Девочка молчит. Она хочет понять, что такого важного скрывается в этом непризнании абсолютно очевидного факта. Не все ли равно — похожи они или нет, если само существование той, другой девочки, не подвергается сомнению? А мать, оказывается, плачет опять этим же нескончаемо бесцветным потоком. И теперь девочка снимает с крючка полотенце и вытирает это плакальное лицо, а мать замирает в полотенце, потом по-детски два раза шмыгает носом и затихает.
— Включи чайник, — говорит она. — Я ведь сегодня ничего не ела.
Они пьют чай с сушками, которым сто лет.
— Он всегда приносит такие, — это мать об отце. — Которые уже на корм свиньям.
Нельзя ей позволить выруливать на ту же дорожку.
— Ты забыла, — говорит девочка, — у нас ведь есть суп и мясо. Хочешь, я отрежу тебе мясо с хлебом? Я так ела, с горчицей.
— Не хочу, — говорит мать. — Я бы сейчас съела манной каши. Детской, какую мне мама варила. Мне часто хочется такой каши. Но как подумаю: кипяти молоко, потом стой и помешивай, чтоб не пригорело, подумаю — и рублю этому желанию хвост.
— Ну, давай я тебе сварю, — предлагает девочка. — Ты мной только поруководи.

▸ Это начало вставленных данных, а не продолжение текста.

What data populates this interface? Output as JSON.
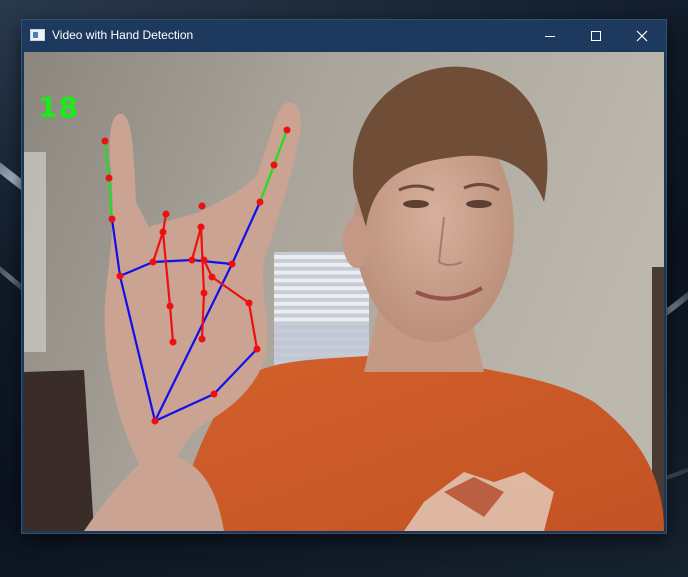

Лицо матери светлеет откуда-то из глубины, и не будь этой черноты вокруг глаз… Кстати, откуда она? Девочка не замечала на злом и кислом лице матери эти черные впадины под нижними веками, а вот возник в ней свет и осветил столько черноты, хоть плачь. Она наливает в ковшик молоко и ставит на плиту. Она думает, что черный цвет прекрасен без человека, сам по себе. И вообще цвет, запах, погода, природа, звук, мягкость и твердость — все это не может быть ни плохим, ни хорошим, когда оно отдельно от человека. Человек же все портит. Значит, что, мама портит черноту под глазами? Девочка запуталась, родился страх, и она едва не упустила молоко.
— А где у нас манка?
— В коробке, на которой написано рис, — говорит мать. — Я засыплю сама, ты не знаешь меры.
Мать достает коробку. Девочка смотрит на ее черные подглазья.
— У тебя ничего не болит? — спрашивает она.
— У меня болит злость, — отвечает мать.
И девочка думает, как мастерски мать убивает в ней жалость и беспокойство. Раз болит злость — значит, нечего жалеть. Нет ничего живучей злости. Почти бессмертная часть природы.
Она мешает густеющую кашу.
— Как дивно пахнет! — говорит мать. — В раю должны кормить манной кашей.
— Хочу в ад, — бормочет девочка.
Ее как раз слегка мутит от этого запаха.
— Положи масло. Половинку того, что на блюдечке.
Девочке кажется, что масло несвежее. Но это неправда. Его купили вчера. Она сама ходила в магазин.
— Долго еще? — спрашивает она мать.
— Закрой ковшик крышечкой, а сверху положи полотенце. Пусть потомится.
Мать засыпает после каши, а девочка смотрит на нее. Кожа матери натянута так туго, что видны сосудинки на висках и крыльях носа. Черноты под глазами нет. А может, ее и не было? Она знает, что часто вживе видит то, что ей придумалось. «Я не в себе, — думает девочка. — И сестра у меня даунка. Мы с ней на одной стороне жизни». Но мысль эта не страшит, она даже ласкает. "Дурочка ты моя, — говорила ей украинская бабушка, когда она, маленькая, вставая с горшка путалась в штанишках и опрокидывала горшок. Бабушка наводила порядок быстро, никогда не кричала, не кляузничала, потом ее так же быстро (первой из двух) упрятали в дом престарелых. У бабушки в тот день были огромные, застывшие ужасом глаза. «Она не в себе», — говорила мама девочке.